It was thus that I turned to Church of the Advent on the edge of Beacon Hill. Advent had been recommended to be after my recounting of my experience last year at Trinity, but as AC is not my churchmanship (I'm sky-high) it hadn't been at the top of my list. Their schedule, however, listed "Sung Mass (Rite II)" at 9, which sounded promising enough.
Trinity out-decorates Advent, but only because it's bigger and because John Hubbard Sturgis did not paint every square inch of the brick and stonework. Instead, he built one of the few American essays in "muscular Gothic", with its massive structural elements and elaborate patterning. It is emblematic of the style's overmuchmess that Sturgis put a hammerbeam ceiling in an not-all-that-large room more or less because he could, and perhaps because nobody else up to that point had done such a thing in America. Various lily-gilding through the years includes Ralph Adams Cram's rood, and the elegant but very French and not at all muscular aumbry whose golden tower can be seen to the left of the altar in the picture.

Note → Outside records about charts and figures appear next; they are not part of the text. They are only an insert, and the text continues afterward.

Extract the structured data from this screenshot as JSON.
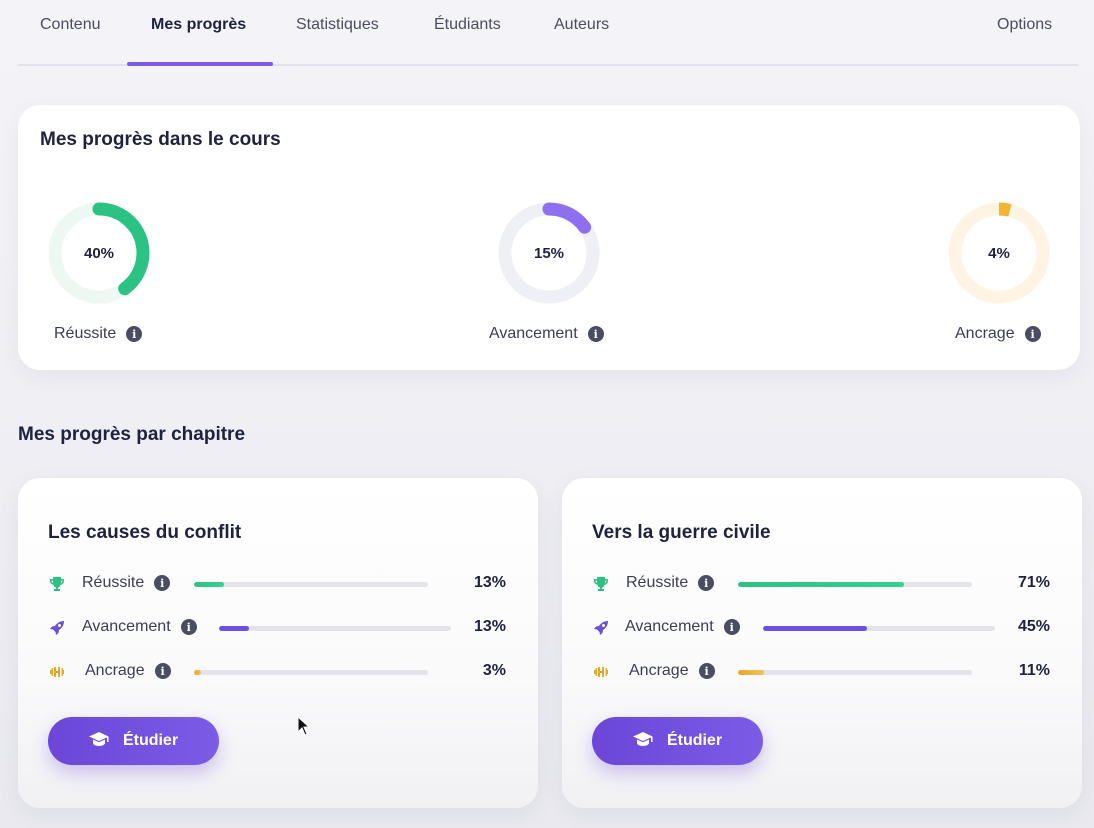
{
  "tabs": [
    {
      "label": "Contenu",
      "active": false
    },
    {
      "label": "Mes progrès",
      "active": true
    },
    {
      "label": "Statistiques",
      "active": false
    },
    {
      "label": "Étudiants",
      "active": false
    },
    {
      "label": "Auteurs",
      "active": false
    }
  ],
  "options_label": "Options",
  "overall": {
    "title": "Mes progrès dans le cours",
    "metrics": [
      {
        "label": "Réussite",
        "value_text": "40%",
        "value": 40,
        "color": "#2bc283",
        "track": "#edf8f2"
      },
      {
        "label": "Avancement",
        "value_text": "15%",
        "value": 15,
        "color": "#8e6ff0",
        "track": "#efeff6"
      },
      {
        "label": "Ancrage",
        "value_text": "4%",
        "value": 4,
        "color": "#f2b433",
        "track": "#fff4e3"
      }
    ]
  },
  "chapters_title": "Mes progrès par chapitre",
  "chapters": [
    {
      "title": "Les causes du conflit",
      "rows": [
        {
          "icon": "trophy-icon",
          "label": "Réussite",
          "value_text": "13%",
          "value": 13
        },
        {
          "icon": "rocket-icon",
          "label": "Avancement",
          "value_text": "13%",
          "value": 13
        },
        {
          "icon": "dumbbell-icon",
          "label": "Ancrage",
          "value_text": "3%",
          "value": 3
        }
      ],
      "button_label": "Étudier"
    },
    {
      "title": "Vers la guerre civile",
      "rows": [
        {
          "icon": "trophy-icon",
          "label": "Réussite",
          "value_text": "71%",
          "value": 71
        },
        {
          "icon": "rocket-icon",
          "label": "Avancement",
          "value_text": "45%",
          "value": 45
        },
        {
          "icon": "dumbbell-icon",
          "label": "Ancrage",
          "value_text": "11%",
          "value": 11
        }
      ],
      "button_label": "Étudier"
    }
  ],
  "colors": {
    "accent": "#7b5ce6",
    "success": "#2bc283",
    "progress": "#6b4fe0",
    "anchor": "#e8a92a"
  },
  "info_glyph": "i"
}
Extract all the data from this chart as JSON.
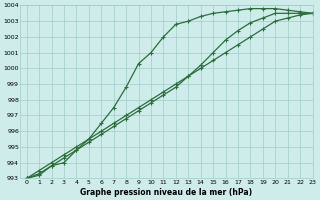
{
  "xlabel": "Graphe pression niveau de la mer (hPa)",
  "xlim": [
    -0.5,
    23
  ],
  "ylim": [
    993,
    1004
  ],
  "yticks": [
    993,
    994,
    995,
    996,
    997,
    998,
    999,
    1000,
    1001,
    1002,
    1003,
    1004
  ],
  "xticks": [
    0,
    1,
    2,
    3,
    4,
    5,
    6,
    7,
    8,
    9,
    10,
    11,
    12,
    13,
    14,
    15,
    16,
    17,
    18,
    19,
    20,
    21,
    22,
    23
  ],
  "bg_color": "#ceecea",
  "grid_color": "#a0ccc8",
  "line_color": "#2a6e3a",
  "line1_x": [
    0,
    1,
    2,
    3,
    4,
    5,
    6,
    7,
    8,
    9,
    10,
    11,
    12,
    13,
    14,
    15,
    16,
    17,
    18,
    19,
    20,
    21,
    22,
    23
  ],
  "line1_y": [
    993.0,
    993.5,
    994.0,
    994.5,
    995.0,
    995.5,
    996.0,
    996.5,
    997.0,
    997.5,
    998.0,
    998.5,
    999.0,
    999.5,
    1000.0,
    1000.5,
    1001.0,
    1001.5,
    1002.0,
    1002.5,
    1003.0,
    1003.2,
    1003.4,
    1003.5
  ],
  "line2_x": [
    0,
    1,
    2,
    3,
    4,
    5,
    6,
    7,
    8,
    9,
    10,
    11,
    12,
    13,
    14,
    15,
    16,
    17,
    18,
    19,
    20,
    21,
    22,
    23
  ],
  "line2_y": [
    993.0,
    993.3,
    993.8,
    994.3,
    994.8,
    995.3,
    995.8,
    996.3,
    996.8,
    997.3,
    997.8,
    998.3,
    998.8,
    999.5,
    1000.2,
    1001.0,
    1001.8,
    1002.4,
    1002.9,
    1003.2,
    1003.5,
    1003.5,
    1003.5,
    1003.5
  ],
  "line3_x": [
    0,
    1,
    2,
    3,
    4,
    5,
    6,
    7,
    8,
    9,
    10,
    11,
    12,
    13,
    14,
    15,
    16,
    17,
    18,
    19,
    20,
    21,
    22,
    23
  ],
  "line3_y": [
    993.0,
    993.2,
    993.8,
    994.0,
    994.8,
    995.5,
    996.5,
    997.5,
    998.8,
    1000.3,
    1001.0,
    1002.0,
    1002.8,
    1003.0,
    1003.3,
    1003.5,
    1003.6,
    1003.7,
    1003.8,
    1003.8,
    1003.8,
    1003.7,
    1003.6,
    1003.5
  ]
}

It is an intense space, and at 9 o'clock it was populated, not terribly densely, by a mixture of grey heads and parents with very small kids. One gathers that the main action is the "high mass (Rite I)" at eleven. But what we got at nine was, with a few quirks, the perfect image of a high church Eucharist of about 1986 (which date being dictated by the delivery of the 1982 hymnal, which actually came out in '85). The words of the BCP were said exactly as written, with no messing about with God's gender or lack thereof. The lessons were according to the original lectionary and were read from the RSV; indeed, each hymnal rack also held a volume of lectionary readings, copyright 1978. The service music was by Dom Gregory Murray and was unfamiliar to me, but it was quite singable and very much of the period. There were a very few deviations: the sursum corda was lined differently from that of the hymnal, and the tone used to chant the Lord's prayer was also unfamiliar, and quite difficult to sing without music. I also found their adherence to the dictate of the BCP that there should be a definite pause at the asterisk in the psalms, to be exaggerated to the point of posing an impediment to common recital. The two insertions in communion (the prayer of humble access and the non sum dignus) were not typical of the period.
And yet. THIS was the direction that prayer book revision took, before the loss of nerve in the face of the happy-clappy set and the political purists made decently-and-in-order services out of the BCP increasingly rare. And it is something that could be recovered, if people are willing to take church seriously and solemnly again. It is something that could be regained, if people could admit that, for most of the population, the contrived speech patterns of leftist academia are off-putting where they are not outright rejected. It could be revived, if the stupid progessivist doctrine that we "can't turn back the clock" (meaning that we cannot ever say that some supposed accommodation to the culture was a bad idea and should be discarded) were once and for all rejected.
Sure, 1979 is (as everyone admits while looking at a certain sentence in Prayer C) hardly perfect. But the way it was originally done, by serious-minded Episcopal parishes, is much better than the way I find it done in so many supposedly progressive places today. The "celebrating the community" ethic does not work. It produces worship of the community and of our identity as righteous members of the same. It's time to repent of it and go back to celebrating the Godhead instead.